Je ne sais pas vous, mais moi, ça me fait un bien fou de voir ces trois couvertures tomber coup sur coup. Elles me sautent aux yeux car il est si rare de voir des hommes noirs en une de magazines prestigieux, d’une part, et a fortiori s’ils sont habillés de façon non conforme aux normes de genre, d’autres part.
A$AP Rocky s’affirme en rappeur romantique amoureux de Rihanna
Rakim Mayers, alias A$AP Rocky, s’affirme comme un homme cisgenre hétéro, aux dernières nouvelles.
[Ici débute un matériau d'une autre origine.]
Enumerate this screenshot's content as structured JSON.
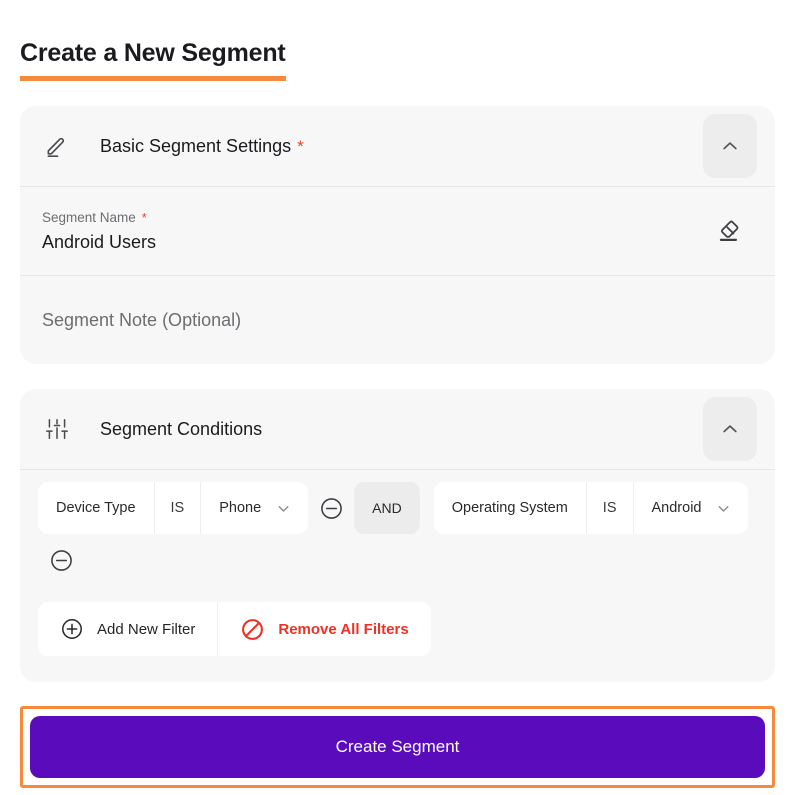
{
  "page": {
    "title": "Create a New Segment",
    "accent_orange": "#f58a3c",
    "accent_purple": "#5a0cbd",
    "danger_red": "#ee3124",
    "required_star": "*"
  },
  "basic_settings": {
    "icon": "pencil-edit-icon",
    "title": "Basic Segment Settings",
    "required_marker": "*",
    "collapse_icon": "chevron-up-icon",
    "segment_name": {
      "label": "Segment Name",
      "required_marker": "*",
      "value": "Android Users",
      "clear_icon": "eraser-icon"
    },
    "segment_note": {
      "placeholder": "Segment Note (Optional)",
      "value": ""
    }
  },
  "segment_conditions": {
    "icon": "sliders-filter-icon",
    "title": "Segment Conditions",
    "collapse_icon": "chevron-up-icon",
    "joiner": "AND",
    "filters": [
      {
        "attribute": "Device Type",
        "operator": "IS",
        "value": "Phone",
        "dropdown_icon": "chevron-down-icon",
        "remove_icon": "minus-circle-icon"
      },
      {
        "attribute": "Operating System",
        "operator": "IS",
        "value": "Android",
        "dropdown_icon": "chevron-down-icon",
        "remove_icon": "minus-circle-icon"
      }
    ],
    "actions": {
      "add_label": "Add New Filter",
      "add_icon": "plus-circle-icon",
      "remove_all_label": "Remove All Filters",
      "remove_all_icon": "ban-prohibition-icon"
    }
  },
  "submit": {
    "label": "Create Segment"
  }
}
Si voir un rappeur américain le torse dénudé n’a rien d’étonnant, qu’il le fasse en kilt en couverture de la bible américaine du style masculin qu’est GQ détone ! D’autant que dans le reste du shooting, l’artiste enchaîne les hauts en dentelle et colliers de perles, tout en clamant son amour pour Rihanna dans l’interview en parallèle :
« “C’est l’amour de ma vie. Ma lady. […] Je pense que quand tu sais, tu sais. C’est l’Unique. […] Je pense que c’est important d’avoir quelqu’un avec qui tu peux échanger tes fluides créatifs et des idées.” Rihanna, assure-t-il, a “absolument” influencé sa nouvelle musique. “C’est un tout autre point de vue.”»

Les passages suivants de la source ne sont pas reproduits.